I think I’d buy Mellanox cards directly from Mellanox in future. I can’t see a way of upgrading the firmware as the firmware tools don’t recognise the cards at all. There’s no way to discover them because Dell have changed the identifiers the MFT’s look for. Mellanox was very unhelpful as I tried to raise a case with them, only to be told I don’t have support. Pretty annoyed at the time. Dell won’t give me a time or date for firmware or even if it’s on the cards. Mellanox did not want to know unless I paid more. Anyway, I hope this helps others.

May I add. The servers have been running fine for about a month and now we’re experiencing similar crashes again (not as often). This time Microsoft have a case open as I believe the mellanox side of things are sorted. Who knows, Microsoft might turn around and say there’s a firmware + driver mismatch on the Mellanox cards. It’s been a nightmare.

Anyway, I hope that BIOS setting helps others.

reply…

Sorry I forgot to mention…

You said you sorted it. How did you resolve it? Was it a BIOS setting or did you manage to make your own firmware? If that’s the case, maybe my more recent crashes are still related…

Many thanks

Hi,

I have been in having this same issue and have resolved it with help of Mellanox and pounding Dell ProSupport.

The problem is that accourding to Mellanox the supporting config for Mellanox ConnectX-3 is driver version 5.25 and firmware 2.36.5150 or higher, Dell has the driver but their firmware version is 2.36.5080 which is nearly year old.

Mellanox wants you to talk to Dell support (which is right) to fix this. If you have a Dell ProSupport then contact them but if not go to this website, OEM Firmware Downloads OEM Firmware Downloads (Dell card = MCX312A-XCB - MT_1080120023), and follow the instruction to create your own firmware image.

Kind Regards,

Thorir

Hi,

Please contact Mellanox support on this.

you can email support@mellanox.com mailto:support@mellanox.com

Ophir.

Sorry I forgot to mention…

You said you sorted it. How did you resolve it? Was it a BIOS setting or did you manage to make your own firmware? If that’s the case, maybe my more recent crashes are still related…

Many thanks

Hi Thorir,

I managed to fix the issue. I had a support case open with Dell ProSupport for about 3 weeks. They too had issues trying to replicate the fault. I suggested the firmware was out of sync with the drivers they’d released. Anyway, they said try BIOS settings. I then spent the next 3 weeks reinstalling windows over and over because it would corrupt the install of Windows on occasion because of the BSOD’s.

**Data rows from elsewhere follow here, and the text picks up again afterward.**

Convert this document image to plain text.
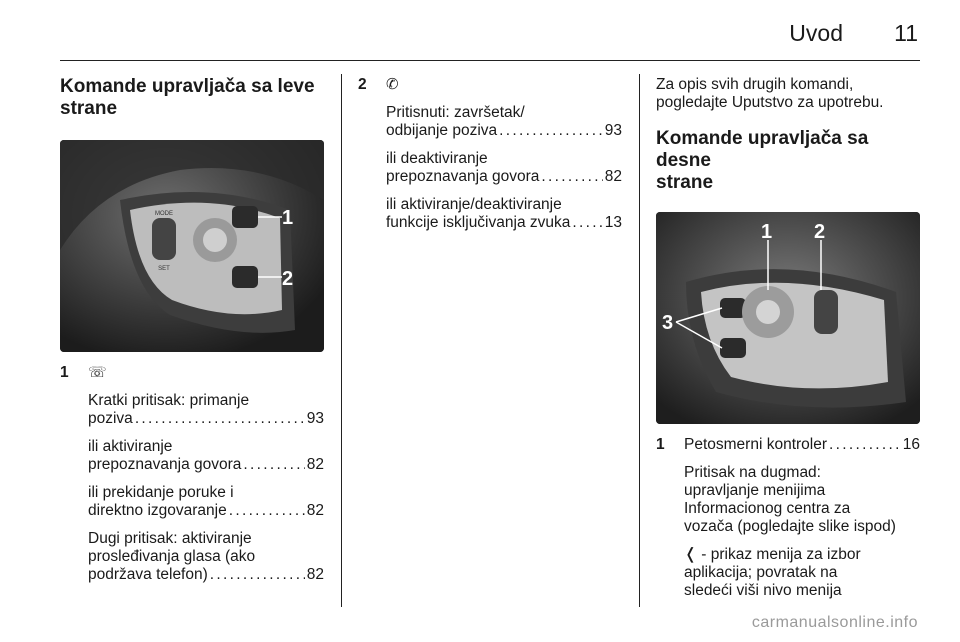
Uvod 11
Komande upravljača sa leve
strane
MODE
SET
1
2
1 ☏
Kratki pritisak: primanje
poziva . . .	93
ili aktiviranje
prepoznavanja govora . . .	82
ili prekidanje poruke i
direktno izgovaranje . . .	82
Dugi pritisak: aktiviranje
prosleđivanja glasa (ako
podržava telefon) . . .	82
2 ✆
Pritisnuti: završetak/
odbijanje poziva . . .	93
ili deaktiviranje
prepoznavanja govora . . .	82
ili aktiviranje/deaktiviranje
funkcije isključivanja zvuka . . . 13

Za opis svih drugih komandi,
pogledajte Uputstvo za upotrebu.

Komande upravljača sa desne
strane
1 2
3
1 Petosmerni kontroler . . .	16
Pritisak na dugmad:
upravljanje menijima
Informacionog centra za
vozača (pogledajte slike ispod)
❬ - prikaz menija za izbor
aplikacija; povratak na
sledeći viši nivo menija
carmanualsonline.info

In the end I was able to resolve the issue. There’s a BIOS setting IO Non Posted Prefetching. This was enabled by default on delivery of the servers. I disabled this setting and was able to run VMFleet for a few days hammering the system with no crashes. I fed this info back to Dell who then closed the case. They did acknowledge the firmware is a problem but said they can’t do anything about it other than raise a case for it to be updated. We just have to wait.

I think I’d buy Mellanox cards directly from Mellanox in future. I can’t see a way of upgrading the firmware as the firmware tools don’t recognise the cards at all. There’s no way to discover them because Dell have changed the identifiers the MFT’s look for. Mellanox was very unhelpful as I tried to raise a case with them, only to be told I don’t have support. Pretty annoyed at the time. Dell won’t give me a time or date for firmware or even if it’s on the cards. Mellanox did not want to know unless I paid more. Anyway, I hope this helps others.

May I add. The servers have been running fine for about a month and now we’re experiencing similar crashes again (not as often). This time Microsoft have a case open as I believe the mellanox side of things are sorted. Who knows, Microsoft might turn around and say there’s a firmware + driver mismatch on the Mellanox cards. It’s been a nightmare.

Anyway, I hope that BIOS setting helps others.